To find out what’s happening, Cryer takes volunteers and puts them in a positron emission tomography (PET) scanner, a huge device that can monitor what’s happening in the brain in real time. To streamline the studies, Cryer uses volunteers without diabetes. “I can induce hypoglycemia in healthy folks, and it’s much more efficient to study it that way,” he says. “It’s not practical to have all this equipment sitting around waiting for a hypoglycemic attack.” Using nondiabetic volunteers also helps ensure that whatever’s going on in the brain is a reaction to the hypoglycemia and nothing else.
Cryer induces a hypoglycemic episode, then watches which part of the brain lights up in response using water that’s been altered to make it slightly radioactive and hence visible to the PET scanner.
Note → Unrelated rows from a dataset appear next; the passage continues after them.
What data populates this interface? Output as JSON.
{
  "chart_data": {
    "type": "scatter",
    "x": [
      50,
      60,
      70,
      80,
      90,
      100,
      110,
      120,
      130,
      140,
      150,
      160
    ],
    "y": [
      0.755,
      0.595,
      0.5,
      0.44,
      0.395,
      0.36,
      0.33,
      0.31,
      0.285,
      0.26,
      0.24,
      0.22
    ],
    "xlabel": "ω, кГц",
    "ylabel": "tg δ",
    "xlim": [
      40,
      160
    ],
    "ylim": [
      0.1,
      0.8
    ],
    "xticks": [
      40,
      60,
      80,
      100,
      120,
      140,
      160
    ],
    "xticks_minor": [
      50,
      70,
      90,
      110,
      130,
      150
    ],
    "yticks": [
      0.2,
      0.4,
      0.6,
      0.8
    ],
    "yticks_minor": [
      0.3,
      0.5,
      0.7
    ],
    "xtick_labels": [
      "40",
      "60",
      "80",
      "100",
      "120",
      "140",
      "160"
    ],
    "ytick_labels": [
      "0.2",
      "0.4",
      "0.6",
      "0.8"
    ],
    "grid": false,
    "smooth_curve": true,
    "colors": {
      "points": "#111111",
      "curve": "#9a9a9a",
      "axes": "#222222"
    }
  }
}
So far, the most active part is the thalamus, a structure about 2 inches long located deep inside the brain. It plays a role in everything from regulating sleep to sensation.
That, Cryer says, suggests that people prone to hypoglycemia—people with type 1 and type 2 diabetes who must be treated with insulin—might have an “abnormality” in the thalamus that makes hypoglycemic episodes more likely and thwarts the brain’s efforts to send out a warning when one is coming on.
Knowing where the problem occurs is still a long way from finding a cure, but it’s a step forward. Grants from the ADA have helped Cryer train younger researchers who will be able to continue studying hypoglycemia for years to come. “I don’t think we know enough to talk about a treatment,” Cryer says. “But we have to keep doing research and figure out what’s causing all this and how to prevent it.”